Chirac’s legacy is complicated. On the one hand, he took bold steps as France’s leader.
Only a few weeks after taking office in 1995, he was the first French president to publicly recognize France’s role in the Holocaust, admitting that the country’s Vichy government had deported thousands of its own citizens to concentration camps.
He opposed the invasion of Iraq by U.S. and British forces. He took a hard stance against the overt anti-Semitism that the National Front displayed in those days under its founder, Jean-Marie Le Pen. He was the one to push U.S. president Bill Clinton to intervene in the Balkans in the 1990s. His government was responsible for reducing the workweek to 35 hours.
Yet the economy, which he had set out to restore, fell apart during his 12 years as president ― unemployment hovered around 10 per cent the entire time and debt soared. The “social fracture” he alluded to throughout his campaign was never mended.
Although de Gaulle remained an inspiration throughout his years in office, Chirac also became known for his inconsistency. He would vacillate from the right to the left and back in order to score a win or undermine an opponent. He was even nicknamed La Girouette, the weathervane.
He left office with record-low approval ratings.
Many felt that Chirac had lost touch with his own country by the end of his time in office. He and members of his cabinet tended to eschew the economic and social realities of their time and instead refer back to France’s former splendor. He flat out told a group of young people in 2005 that he didn’t understand them.
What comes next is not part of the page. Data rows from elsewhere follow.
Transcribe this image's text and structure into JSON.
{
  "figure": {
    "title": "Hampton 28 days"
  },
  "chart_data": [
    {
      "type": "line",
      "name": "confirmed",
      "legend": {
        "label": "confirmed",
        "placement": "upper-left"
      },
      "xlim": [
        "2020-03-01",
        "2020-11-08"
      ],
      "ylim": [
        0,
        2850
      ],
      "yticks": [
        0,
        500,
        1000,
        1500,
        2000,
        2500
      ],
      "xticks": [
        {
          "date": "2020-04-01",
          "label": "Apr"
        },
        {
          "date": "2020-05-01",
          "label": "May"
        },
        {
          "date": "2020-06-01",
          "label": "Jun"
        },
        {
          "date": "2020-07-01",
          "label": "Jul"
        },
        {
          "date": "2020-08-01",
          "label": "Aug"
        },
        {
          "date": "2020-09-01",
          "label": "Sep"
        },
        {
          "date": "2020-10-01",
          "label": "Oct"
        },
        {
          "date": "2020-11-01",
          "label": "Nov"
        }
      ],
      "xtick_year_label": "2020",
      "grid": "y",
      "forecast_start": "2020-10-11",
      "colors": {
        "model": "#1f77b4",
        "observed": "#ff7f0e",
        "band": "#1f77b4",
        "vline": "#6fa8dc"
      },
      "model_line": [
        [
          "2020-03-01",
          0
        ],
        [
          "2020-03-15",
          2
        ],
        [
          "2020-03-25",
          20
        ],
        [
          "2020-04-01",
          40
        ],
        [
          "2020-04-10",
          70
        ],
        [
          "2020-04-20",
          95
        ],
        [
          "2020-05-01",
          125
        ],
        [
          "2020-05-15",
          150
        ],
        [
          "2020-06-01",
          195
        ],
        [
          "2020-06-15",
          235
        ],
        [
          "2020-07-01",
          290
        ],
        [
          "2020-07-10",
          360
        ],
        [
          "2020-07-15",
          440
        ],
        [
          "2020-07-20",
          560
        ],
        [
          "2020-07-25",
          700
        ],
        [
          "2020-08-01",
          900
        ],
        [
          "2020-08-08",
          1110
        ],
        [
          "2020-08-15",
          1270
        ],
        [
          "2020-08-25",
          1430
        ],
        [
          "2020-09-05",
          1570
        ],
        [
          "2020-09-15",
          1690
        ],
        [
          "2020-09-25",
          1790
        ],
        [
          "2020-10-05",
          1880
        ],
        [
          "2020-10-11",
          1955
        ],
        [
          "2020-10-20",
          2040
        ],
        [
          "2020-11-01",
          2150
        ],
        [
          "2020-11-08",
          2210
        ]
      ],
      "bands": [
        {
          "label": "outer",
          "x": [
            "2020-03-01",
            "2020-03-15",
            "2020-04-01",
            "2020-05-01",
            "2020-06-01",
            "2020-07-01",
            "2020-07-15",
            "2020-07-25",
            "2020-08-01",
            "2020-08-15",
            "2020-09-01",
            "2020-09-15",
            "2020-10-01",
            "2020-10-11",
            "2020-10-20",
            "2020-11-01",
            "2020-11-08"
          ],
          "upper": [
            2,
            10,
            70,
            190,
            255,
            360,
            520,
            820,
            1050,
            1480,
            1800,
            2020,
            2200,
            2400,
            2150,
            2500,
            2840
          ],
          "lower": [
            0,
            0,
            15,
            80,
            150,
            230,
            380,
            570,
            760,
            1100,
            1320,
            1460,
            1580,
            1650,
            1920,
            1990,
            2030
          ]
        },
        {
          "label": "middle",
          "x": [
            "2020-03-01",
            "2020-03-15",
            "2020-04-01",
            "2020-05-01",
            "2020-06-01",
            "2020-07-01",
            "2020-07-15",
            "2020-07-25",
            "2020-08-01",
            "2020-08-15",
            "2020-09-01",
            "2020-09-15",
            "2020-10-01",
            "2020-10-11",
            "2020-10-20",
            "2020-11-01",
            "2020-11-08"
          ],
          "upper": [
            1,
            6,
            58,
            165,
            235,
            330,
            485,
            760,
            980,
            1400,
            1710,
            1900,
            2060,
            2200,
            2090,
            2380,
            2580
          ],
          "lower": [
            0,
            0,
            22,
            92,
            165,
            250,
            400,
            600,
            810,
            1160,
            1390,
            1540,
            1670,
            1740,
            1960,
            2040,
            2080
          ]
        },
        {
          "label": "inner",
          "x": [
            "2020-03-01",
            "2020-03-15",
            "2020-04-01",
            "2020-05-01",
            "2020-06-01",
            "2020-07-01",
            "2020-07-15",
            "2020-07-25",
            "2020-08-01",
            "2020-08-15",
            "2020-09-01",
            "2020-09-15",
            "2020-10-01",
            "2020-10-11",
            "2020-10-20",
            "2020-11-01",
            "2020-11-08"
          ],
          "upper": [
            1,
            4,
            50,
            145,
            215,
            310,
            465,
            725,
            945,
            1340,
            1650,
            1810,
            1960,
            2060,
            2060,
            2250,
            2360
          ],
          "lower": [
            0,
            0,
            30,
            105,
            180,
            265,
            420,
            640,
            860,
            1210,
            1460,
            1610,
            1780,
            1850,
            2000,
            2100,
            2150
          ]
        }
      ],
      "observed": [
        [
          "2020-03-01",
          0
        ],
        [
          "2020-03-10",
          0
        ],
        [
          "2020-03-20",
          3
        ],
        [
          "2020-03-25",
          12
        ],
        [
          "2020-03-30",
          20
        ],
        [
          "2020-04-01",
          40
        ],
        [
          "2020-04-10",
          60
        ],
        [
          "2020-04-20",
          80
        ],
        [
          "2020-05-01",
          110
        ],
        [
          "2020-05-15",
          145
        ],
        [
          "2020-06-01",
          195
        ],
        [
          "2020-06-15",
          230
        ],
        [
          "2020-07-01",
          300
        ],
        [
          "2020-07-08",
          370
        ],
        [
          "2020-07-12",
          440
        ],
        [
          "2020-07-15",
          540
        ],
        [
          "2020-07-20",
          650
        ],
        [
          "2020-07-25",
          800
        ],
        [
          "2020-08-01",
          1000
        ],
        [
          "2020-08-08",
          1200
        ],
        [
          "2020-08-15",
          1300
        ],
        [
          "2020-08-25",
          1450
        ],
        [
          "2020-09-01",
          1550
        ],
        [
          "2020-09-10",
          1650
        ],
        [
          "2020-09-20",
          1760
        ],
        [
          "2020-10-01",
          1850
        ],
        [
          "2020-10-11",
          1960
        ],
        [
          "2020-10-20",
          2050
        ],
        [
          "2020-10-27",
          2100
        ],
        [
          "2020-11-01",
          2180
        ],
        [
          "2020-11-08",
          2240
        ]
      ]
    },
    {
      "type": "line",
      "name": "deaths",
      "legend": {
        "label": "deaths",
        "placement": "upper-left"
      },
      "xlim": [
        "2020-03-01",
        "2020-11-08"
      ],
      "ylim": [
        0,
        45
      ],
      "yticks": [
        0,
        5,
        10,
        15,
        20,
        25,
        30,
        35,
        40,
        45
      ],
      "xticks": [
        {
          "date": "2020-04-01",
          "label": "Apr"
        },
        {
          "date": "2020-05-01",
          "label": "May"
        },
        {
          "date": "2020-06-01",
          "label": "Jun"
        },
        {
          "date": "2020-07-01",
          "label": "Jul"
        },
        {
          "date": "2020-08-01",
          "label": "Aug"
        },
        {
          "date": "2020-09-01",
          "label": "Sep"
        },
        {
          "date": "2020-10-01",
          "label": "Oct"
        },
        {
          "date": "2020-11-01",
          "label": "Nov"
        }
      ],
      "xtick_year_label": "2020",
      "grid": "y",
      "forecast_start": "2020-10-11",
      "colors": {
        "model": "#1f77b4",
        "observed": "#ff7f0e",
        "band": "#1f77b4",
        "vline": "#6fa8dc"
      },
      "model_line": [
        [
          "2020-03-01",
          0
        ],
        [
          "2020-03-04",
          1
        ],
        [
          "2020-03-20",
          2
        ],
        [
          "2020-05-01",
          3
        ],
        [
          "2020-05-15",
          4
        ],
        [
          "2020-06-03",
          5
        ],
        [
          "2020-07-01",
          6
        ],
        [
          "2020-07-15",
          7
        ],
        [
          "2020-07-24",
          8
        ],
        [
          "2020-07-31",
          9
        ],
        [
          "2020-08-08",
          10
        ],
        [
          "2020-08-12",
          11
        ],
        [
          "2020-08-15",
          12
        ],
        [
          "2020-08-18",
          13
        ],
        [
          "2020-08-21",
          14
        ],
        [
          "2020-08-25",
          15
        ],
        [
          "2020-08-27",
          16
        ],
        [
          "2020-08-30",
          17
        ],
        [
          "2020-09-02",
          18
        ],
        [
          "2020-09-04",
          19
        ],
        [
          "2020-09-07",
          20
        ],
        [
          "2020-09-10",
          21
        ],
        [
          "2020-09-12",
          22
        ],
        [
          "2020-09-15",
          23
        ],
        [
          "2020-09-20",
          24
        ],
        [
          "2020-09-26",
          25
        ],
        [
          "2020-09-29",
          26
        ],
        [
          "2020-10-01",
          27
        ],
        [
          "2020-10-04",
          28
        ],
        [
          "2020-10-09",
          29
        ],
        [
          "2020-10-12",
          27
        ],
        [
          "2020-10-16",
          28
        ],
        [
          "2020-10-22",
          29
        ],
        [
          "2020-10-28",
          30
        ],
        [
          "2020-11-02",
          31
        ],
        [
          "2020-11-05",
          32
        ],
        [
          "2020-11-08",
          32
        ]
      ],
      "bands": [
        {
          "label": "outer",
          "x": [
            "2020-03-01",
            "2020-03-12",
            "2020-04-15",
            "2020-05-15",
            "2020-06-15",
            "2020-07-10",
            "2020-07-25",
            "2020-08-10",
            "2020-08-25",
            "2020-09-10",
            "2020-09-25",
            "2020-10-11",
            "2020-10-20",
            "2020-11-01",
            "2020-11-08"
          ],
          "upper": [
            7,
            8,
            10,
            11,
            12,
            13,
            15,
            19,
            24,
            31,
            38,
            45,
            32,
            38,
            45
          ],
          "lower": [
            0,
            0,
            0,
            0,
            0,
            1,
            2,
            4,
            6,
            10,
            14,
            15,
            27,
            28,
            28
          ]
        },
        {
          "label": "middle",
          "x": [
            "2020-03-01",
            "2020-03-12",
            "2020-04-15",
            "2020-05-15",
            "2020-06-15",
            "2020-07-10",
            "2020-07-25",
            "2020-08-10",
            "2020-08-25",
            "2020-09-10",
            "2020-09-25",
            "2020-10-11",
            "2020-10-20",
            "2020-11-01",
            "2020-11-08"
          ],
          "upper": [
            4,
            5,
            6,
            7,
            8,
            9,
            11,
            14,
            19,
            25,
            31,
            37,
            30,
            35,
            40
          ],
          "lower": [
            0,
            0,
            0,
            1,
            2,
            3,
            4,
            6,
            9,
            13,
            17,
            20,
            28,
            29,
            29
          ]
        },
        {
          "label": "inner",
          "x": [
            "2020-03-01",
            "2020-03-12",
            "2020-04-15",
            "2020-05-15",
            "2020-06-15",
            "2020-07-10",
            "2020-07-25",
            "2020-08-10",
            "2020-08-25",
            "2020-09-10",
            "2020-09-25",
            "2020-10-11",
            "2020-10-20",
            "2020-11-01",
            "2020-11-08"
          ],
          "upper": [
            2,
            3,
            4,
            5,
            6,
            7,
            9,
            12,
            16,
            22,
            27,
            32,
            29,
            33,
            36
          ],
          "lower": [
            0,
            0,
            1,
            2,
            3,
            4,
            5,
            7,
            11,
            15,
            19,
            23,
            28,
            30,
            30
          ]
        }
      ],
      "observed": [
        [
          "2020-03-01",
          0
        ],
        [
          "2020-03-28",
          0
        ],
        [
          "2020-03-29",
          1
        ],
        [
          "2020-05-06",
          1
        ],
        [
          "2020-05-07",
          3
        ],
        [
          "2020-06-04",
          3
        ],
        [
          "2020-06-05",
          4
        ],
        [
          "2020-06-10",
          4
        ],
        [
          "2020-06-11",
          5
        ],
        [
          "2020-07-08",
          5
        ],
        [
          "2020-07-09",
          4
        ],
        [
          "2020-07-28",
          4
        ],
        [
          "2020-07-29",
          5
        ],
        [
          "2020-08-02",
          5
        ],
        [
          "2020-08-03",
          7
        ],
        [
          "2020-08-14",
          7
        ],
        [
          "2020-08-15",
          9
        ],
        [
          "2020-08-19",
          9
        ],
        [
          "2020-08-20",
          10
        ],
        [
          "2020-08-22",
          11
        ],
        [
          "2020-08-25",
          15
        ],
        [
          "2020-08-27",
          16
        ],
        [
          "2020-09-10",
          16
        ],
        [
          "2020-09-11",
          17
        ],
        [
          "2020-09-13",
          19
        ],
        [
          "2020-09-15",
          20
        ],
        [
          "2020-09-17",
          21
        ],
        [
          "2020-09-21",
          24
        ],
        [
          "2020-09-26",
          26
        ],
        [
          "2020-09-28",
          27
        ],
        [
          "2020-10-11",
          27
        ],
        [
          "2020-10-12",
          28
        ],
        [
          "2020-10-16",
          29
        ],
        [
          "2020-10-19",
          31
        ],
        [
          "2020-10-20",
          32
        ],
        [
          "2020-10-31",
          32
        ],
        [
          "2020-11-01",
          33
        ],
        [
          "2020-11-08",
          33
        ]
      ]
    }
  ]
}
Corruption scandals also mounted as the years went on. In 2011, he was convicted of illegally using taxpayer funds while he was mayor of Paris, offering nonexistent jobs to his political allies. He avoided investigation while he was president, citing executive immunity.
His health has been on the decline for several years. He suffered a stroke in 2005 and has been hospitalized numerous times for heart and lung issues since. In 2011, he refused to show up in court citing his fragile mental state.
He is succeeded by his wife, Bernadette, and daughter Claude. His other daughter Laurence died in 2016 at age 58 after a long battle with anorexia.